Evaluation related to Conference track

Global characteristics of results delivered by participants;
(1) Evaluation based on reference alignment;
- Comparison with previous year
- Restricted semantic precision and recall
(2) Evaluation based on manual labelling with sampling;
(3) Evaluation based on Data Mining method;
(4) Evaluation based on Logical Reasoning;

Global characteristics of results delivered by participants

We have seen seven participants:

aflood
AgreementMaker (AgrMaker)
AgreementMakerExt (AMExt)
aroma
ASMOV
DSSim
kosimap

All participants delivered all 105 alignments, except for aflood, which delivered 103 alignments.
Two participants (ASMOV and DSSim) delivered not only equivalence correspondences but also subsumptions.
aflood and DSSim matchers delivered ’certain’ correspondences, other matchers delivered correspondences with certainty factor values between 0 and 1

You can download all alignments delivered by participants. They are in one directory conference09 named as it follows: matcher-ontology1-ontology2.rdf.

Results and explanation of particular evaluation methods

Evaluation methods are strongly intertwined. Mutual interdependencies are schematically depicted in Figure 1.

All but one methods are a posteriori evalution methods.

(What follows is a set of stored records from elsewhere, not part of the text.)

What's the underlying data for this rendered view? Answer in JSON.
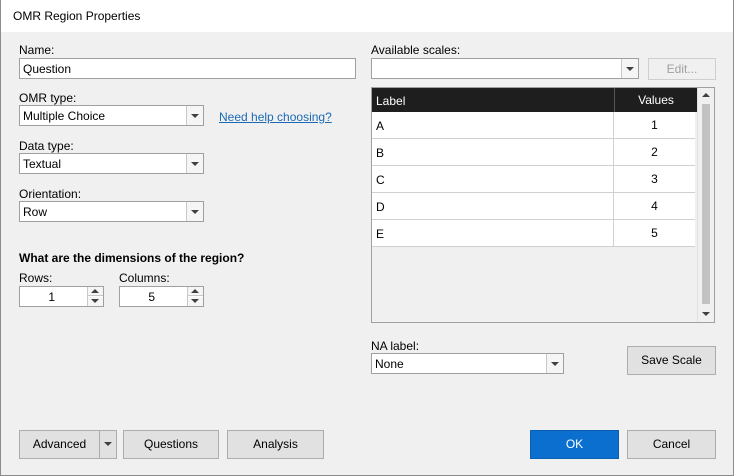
{
  "window": {
    "title": "OMR Region Properties"
  },
  "name": {
    "label": "Name:",
    "value": "Question"
  },
  "omr_type": {
    "label": "OMR type:",
    "value": "Multiple Choice",
    "help_link": "Need help choosing?"
  },
  "data_type": {
    "label": "Data type:",
    "value": "Textual"
  },
  "orientation": {
    "label": "Orientation:",
    "value": "Row"
  },
  "dimensions": {
    "heading": "What are the dimensions of the region?",
    "rows_label": "Rows:",
    "rows_value": "1",
    "columns_label": "Columns:",
    "columns_value": "5"
  },
  "scales": {
    "label": "Available scales:",
    "value": "",
    "edit_button": "Edit...",
    "columns": [
      "Label",
      "Values"
    ],
    "rows": [
      {
        "label": "A",
        "value": "1"
      },
      {
        "label": "B",
        "value": "2"
      },
      {
        "label": "C",
        "value": "3"
      },
      {
        "label": "D",
        "value": "4"
      },
      {
        "label": "E",
        "value": "5"
      }
    ]
  },
  "na": {
    "label": "NA label:",
    "value": "None"
  },
  "buttons": {
    "save_scale": "Save Scale",
    "advanced": "Advanced",
    "questions": "Questions",
    "analysis": "Analysis",
    "ok": "OK",
    "cancel": "Cancel"
  },
  "colors": {
    "accent": "#0a6fce",
    "link": "#1c6ab5",
    "grid_header": "#1e1e1e"
  }
}
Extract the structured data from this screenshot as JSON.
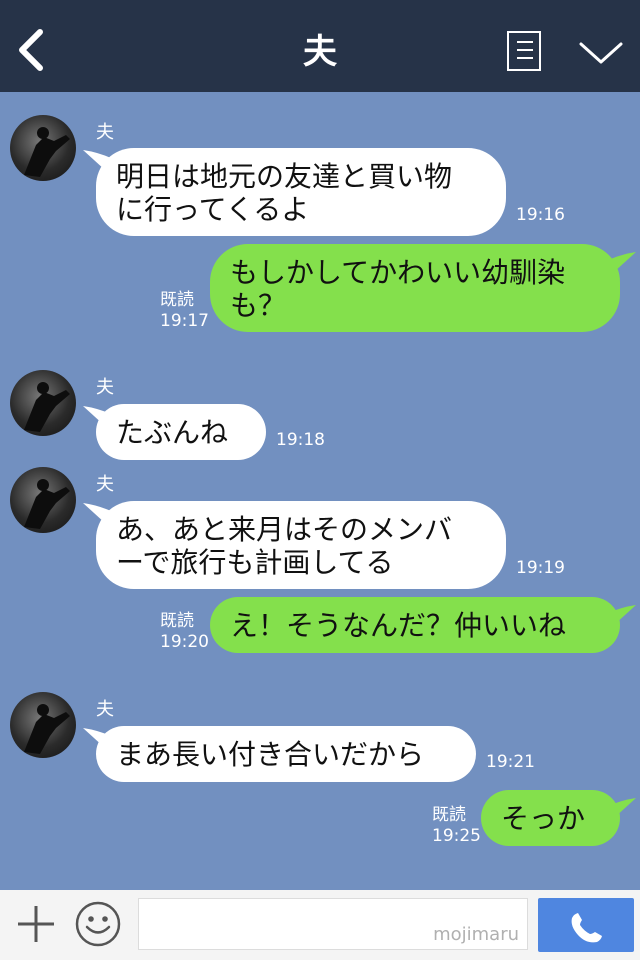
{
  "header": {
    "title": "夫",
    "back_icon": "chevron-left-icon",
    "menu_icon": "memo-icon",
    "expand_icon": "chevron-down-icon"
  },
  "colors": {
    "header_bg": "#263348",
    "chat_bg": "#7290c0",
    "incoming_bubble": "#ffffff",
    "outgoing_bubble": "#84e04c",
    "call_button": "#4f86e0"
  },
  "messages": [
    {
      "direction": "in",
      "sender": "夫",
      "lines": [
        "明日は地元の友達と買い物",
        "に行ってくるよ"
      ],
      "time": "19:16"
    },
    {
      "direction": "out",
      "lines": [
        "もしかしてかわいい幼馴染",
        "も？"
      ],
      "read": "既読",
      "time": "19:17"
    },
    {
      "direction": "in",
      "sender": "夫",
      "lines": [
        "たぶんね"
      ],
      "time": "19:18"
    },
    {
      "direction": "in",
      "sender": "夫",
      "lines": [
        "あ、あと来月はそのメンバ",
        "ーで旅行も計画してる"
      ],
      "time": "19:19"
    },
    {
      "direction": "out",
      "lines": [
        "え！そうなんだ？仲いいね"
      ],
      "read": "既読",
      "time": "19:20"
    },
    {
      "direction": "in",
      "sender": "夫",
      "lines": [
        "まあ長い付き合いだから"
      ],
      "time": "19:21"
    },
    {
      "direction": "out",
      "lines": [
        "そっか"
      ],
      "read": "既読",
      "time": "19:25"
    }
  ],
  "footer": {
    "input_value": "",
    "watermark": "mojimaru",
    "plus_icon": "plus-icon",
    "emoji_icon": "smiley-icon",
    "call_icon": "phone-icon"
  }
}
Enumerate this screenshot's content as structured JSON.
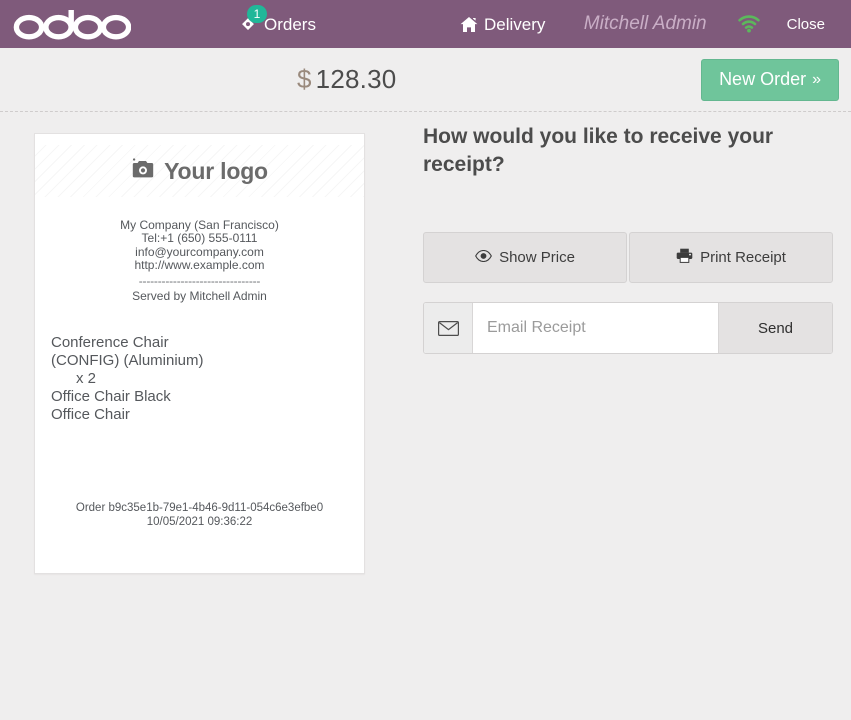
{
  "topbar": {
    "brand": "odoo",
    "orders": {
      "label": "Orders",
      "badge": "1",
      "icon": "tag-icon"
    },
    "delivery": {
      "label": "Delivery",
      "icon": "home-icon"
    },
    "username": "Mitchell Admin",
    "wifi_icon": "wifi-icon",
    "close_label": "Close",
    "bar_color": "#7f5a7b",
    "badge_color": "#21b799",
    "wifi_color": "#5cb85c"
  },
  "subheader": {
    "currency": "$",
    "total": "128.30",
    "new_order_label": "New Order",
    "new_order_chevron": "»",
    "new_order_color": "#6fc59b"
  },
  "receipt": {
    "logo_placeholder": "Your logo",
    "logo_icon": "camera-icon",
    "company": [
      "My Company (San Francisco)",
      "Tel:+1 (650) 555-0111",
      "info@yourcompany.com",
      "http://www.example.com"
    ],
    "divider": "--------------------------------",
    "served_by": "Served by Mitchell Admin",
    "orderlines": [
      {
        "text": "Conference Chair",
        "type": "product"
      },
      {
        "text": "(CONFIG) (Aluminium)",
        "type": "product"
      },
      {
        "text": "x 2",
        "type": "qty"
      },
      {
        "text": "Office Chair Black",
        "type": "product"
      },
      {
        "text": "Office Chair",
        "type": "product"
      }
    ],
    "order_ref": "Order b9c35e1b-79e1-4b46-9d11-054c6e3efbe0",
    "order_datetime": "10/05/2021 09:36:22"
  },
  "panel": {
    "title": "How would you like to receive your receipt?",
    "show_price": {
      "label": "Show Price",
      "icon": "eye-icon"
    },
    "print_receipt": {
      "label": "Print Receipt",
      "icon": "printer-icon"
    },
    "email": {
      "icon": "envelope-icon",
      "value": "",
      "placeholder": "Email Receipt",
      "send_label": "Send"
    }
  }
}
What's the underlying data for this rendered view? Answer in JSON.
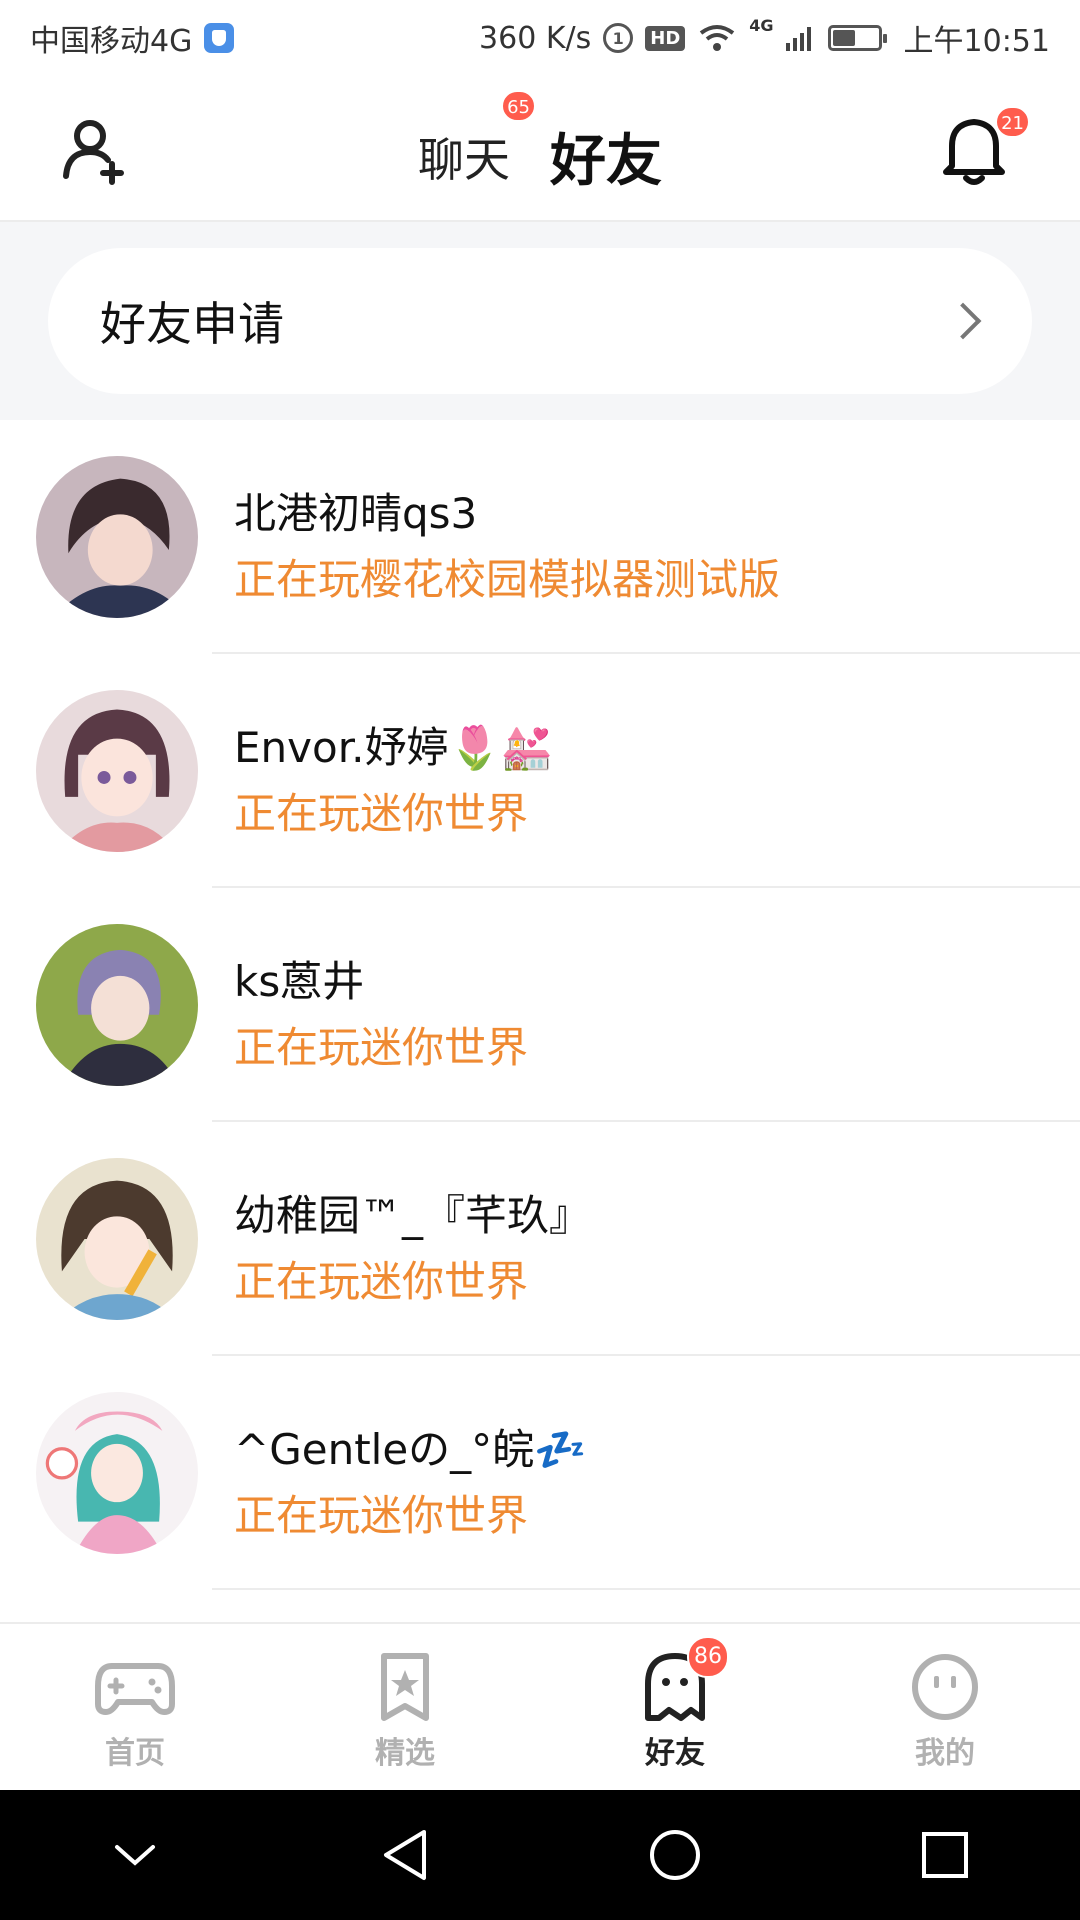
{
  "status_bar": {
    "carrier": "中国移动4G",
    "speed": "360 K/s",
    "hd": "HD",
    "network": "4G",
    "one_badge": "1",
    "time": "上午10:51",
    "battery_level": 0.5
  },
  "header": {
    "tabs": [
      {
        "label": "聊天",
        "badge": "65"
      },
      {
        "label": "好友"
      }
    ],
    "notification_badge": "21"
  },
  "friend_request": {
    "label": "好友申请"
  },
  "friends": [
    {
      "name": "北港初晴qs3",
      "status": "正在玩樱花校园模拟器测试版"
    },
    {
      "name": "Envor.妤婷🌷💒",
      "status": "正在玩迷你世界"
    },
    {
      "name": "ks蒽井",
      "status": "正在玩迷你世界"
    },
    {
      "name": "幼稚园™_『芊玖』",
      "status": "正在玩迷你世界"
    },
    {
      "name": "^Gentleの_°皖💤",
      "status": "正在玩迷你世界"
    }
  ],
  "bottom_nav": {
    "items": [
      {
        "label": "首页",
        "icon": "gamepad-icon"
      },
      {
        "label": "精选",
        "icon": "star-bookmark-icon"
      },
      {
        "label": "好友",
        "icon": "ghost-icon",
        "badge": "86"
      },
      {
        "label": "我的",
        "icon": "face-icon"
      }
    ]
  },
  "colors": {
    "accent": "#ff5a1f",
    "status_text": "#ef8a32",
    "badge": "#ff5c4d"
  }
}
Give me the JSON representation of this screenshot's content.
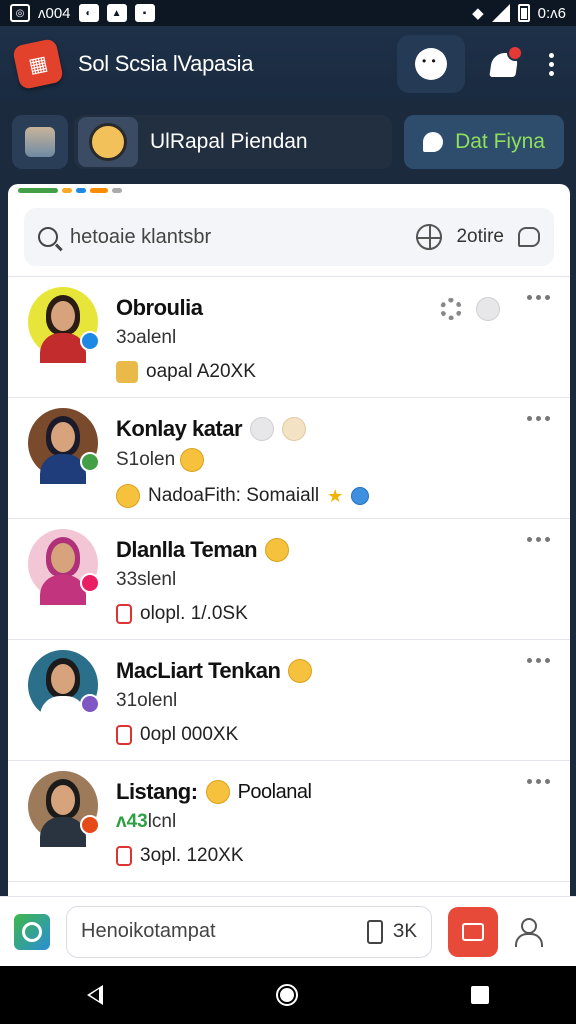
{
  "status_bar": {
    "left_text": "ʌ004",
    "time": "0:ʌ6"
  },
  "app_bar": {
    "title": "Sol Scsia lVapasia",
    "brand_color": "#e2412c"
  },
  "story_bar": {
    "user_name": "UlRapal Piendan",
    "cta_label": "Dat Fiyna",
    "cta_color": "#8ee05a"
  },
  "search": {
    "placeholder": "hetoaie klantsbr",
    "filter_label": "2otire"
  },
  "contacts": [
    {
      "name": "Obroulia",
      "extra": "",
      "sub": "3ɔalenl",
      "sub_prefix": "",
      "meta": "oapal A20XK",
      "avatar_bg": "#e8e53a",
      "badge": "#1e88e5",
      "hair": "#2a1b14",
      "shirt": "#c22c2c"
    },
    {
      "name": "Konlay katar",
      "extra": "",
      "sub": "S1olen",
      "sub_prefix": "",
      "meta": "NadoaFith: Somaiall",
      "avatar_bg": "#7a4a2c",
      "badge": "#43a047",
      "hair": "#1a1a2a",
      "shirt": "#1f3d7a"
    },
    {
      "name": "Dlanlla Teman",
      "extra": "",
      "sub": "33slenl",
      "sub_prefix": "",
      "meta": "olopl. 1/.0SK",
      "avatar_bg": "#f3c6d6",
      "badge": "#e91e63",
      "hair": "#b0307a",
      "shirt": "#c2357e"
    },
    {
      "name": "MacLiart Tenkan",
      "extra": "",
      "sub": "31olenl",
      "sub_prefix": "",
      "meta": "0opl 000XK",
      "avatar_bg": "#2b6f8a",
      "badge": "#7e57c2",
      "hair": "#1b1b1b",
      "shirt": "#ffffff"
    },
    {
      "name": "Listang:",
      "extra": "Poolanal",
      "sub": "lcnl",
      "sub_prefix": "ʌ43",
      "meta": "3opl. 120XK",
      "avatar_bg": "#9c7a5a",
      "badge": "#e64a19",
      "hair": "#1b1b1b",
      "shirt": "#2a3340"
    }
  ],
  "composer": {
    "placeholder": "Henoikotampat",
    "count_label": "ЗK",
    "send_color": "#e84a3a"
  },
  "icons": [
    "app-logo-icon",
    "face-icon",
    "bell-icon",
    "more-icon",
    "search-icon",
    "crosshair-icon",
    "chat-icon",
    "gear-icon",
    "camera-icon",
    "phone-icon",
    "send-icon",
    "profile-icon",
    "back-icon",
    "home-icon",
    "recents-icon"
  ]
}
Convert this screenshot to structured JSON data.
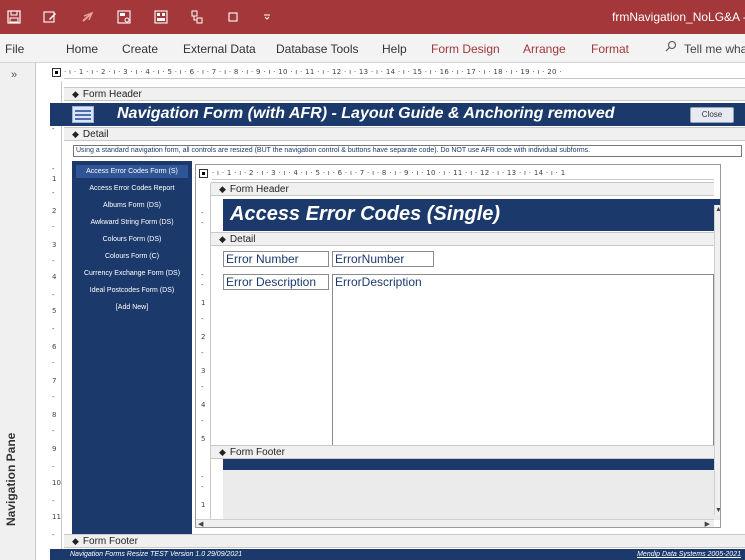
{
  "window": {
    "title": "frmNavigation_NoLG&A -"
  },
  "ribbon": {
    "tabs": [
      "File",
      "Home",
      "Create",
      "External Data",
      "Database Tools",
      "Help",
      "Form Design",
      "Arrange",
      "Format"
    ],
    "tell_me": "Tell me wha"
  },
  "nav_pane": {
    "label": "Navigation Pane",
    "chevron": "»"
  },
  "icons": {
    "save": "save-icon",
    "edit": "pencil-icon",
    "undo": "undo-icon",
    "form": "form-icon",
    "report": "report-icon",
    "relationships": "relationships-icon",
    "view": "view-icon",
    "customize": "chevron-down-icon",
    "search": "search-icon"
  },
  "ruler": {
    "outer": "· ı · 1 · ı · 2 · ı · 3 · ı · 4 · ı · 5 · ı · 6 · ı · 7 · ı · 8 · ı · 9 · ı · 10 · ı · 11 · ı · 12 · ı · 13 · ı · 14 · ı · 15 · ı · 16 · ı · 17 · ı · 18 · ı · 19 · ı · 20 ·",
    "inner": "· ı · 1 · ı · 2 · ı · 3 · ı · 4 · ı · 5 · ı · 6 · ı · 7 · ı · 8 · ı · 9 · ı · 10 · ı · 11 · ı · 12 · ı · 13 · ı · 14 · ı · 1"
  },
  "outer_form": {
    "header_label": "Form Header",
    "title": "Navigation Form (with AFR) - Layout Guide & Anchoring removed",
    "close_button": "Close",
    "detail_label": "Detail",
    "info_text": "Using a standard navigation form, all controls are resized (BUT the navigation control & buttons have separate code).     Do NOT use AFR code with individual subforms.",
    "footer_label": "Form Footer",
    "footer_left": "Navigation Forms Resize TEST  Version 1.0  29/09/2021",
    "footer_right": "Mendip Data Systems 2005-2021"
  },
  "nav_buttons": [
    "Access Error Codes Form (S)",
    "Access Error Codes Report",
    "Albums Form (DS)",
    "Awkward String Form (DS)",
    "Colours Form (DS)",
    "Colours Form (C)",
    "Currency Exchange Form (DS)",
    "Ideal Postcodes Form (DS)",
    "[Add New]"
  ],
  "subform": {
    "header_label": "Form Header",
    "title": "Access Error Codes (Single)",
    "detail_label": "Detail",
    "fields": [
      {
        "label": "Error Number",
        "control": "ErrorNumber"
      },
      {
        "label": "Error Description",
        "control": "ErrorDescription"
      }
    ],
    "footer_label": "Form Footer"
  },
  "scroll": {
    "up": "▲",
    "down": "▼",
    "left": "◀",
    "right": "▶"
  }
}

This year we consider to evaluate results of participants with following evaluation methods:

(1) Evaluation based on reference alignment

This year, we extended the reference alignment from the previous year. Now we have 21 alignments, which corresponds to the complete alignment space between 7 ontologies from the data set. You can download this reference-alignment. Please let us know how you use this reference-alignment and data set (ondrej.zamazal at vse dot cz).

In the table below, there are results of all seven participants with regard to the reference alignment. There are traditional precision (P), recall (R), and F-measure (F-meas) computed for three different thresholds (0.2, 0.5, and 0.7). We use F-measure, which is the harmonic mean of precision and recall.

For better comparison we found an optimal threshold in terms of highest average F-measure, see Table below. A dependency of F-measure on a threshold can be seen from the Figure below. In the table there are precision, recall, and F-measure for an optimal threshold. There are two 'asterisks' in the column of threshold for matchers which did not provide graded confidence values. The matcher with the highest average F-measure (57%) is the AgreementMaker (AgrMaker) at 0.75 threshold. However we should take into account that this evaluation has been made over small part of all alignments (one fifth).

Comparison with previous year

We also evaluated the results of participants of OAEI-08 (ASMOV, DSSim and Lily) against reference-alignment. From Table below, we can see precision, recall, and F-measure for three different thresholds:

For these three matchers from OAEI-08, we found an optimal threshold in terms of highest average F-measure, see Table below. In the case of DSSim there is an asterisk because this matcher did not provide graded confidence values. The matcher with the highest average F-measure (0.49) was the DSSim. However we should take into account that this evaluation has been made over small part of all alignments (one fifth). We can also compare performance of participants of both years ASMOV and DSSim. While in terms of highest average F-measure ASMOV improved from 43% to 47%, DSSim declined from 49% to 22%. We can also see that ASMOV matcher from OAEI-09 delivered more correspondences with lower confidence values than in OAEI-08.

ASMOV and DSSim teams delivered not only equivalent relations but also subsumption relations. In this evaluation we considered merely equivalent relations.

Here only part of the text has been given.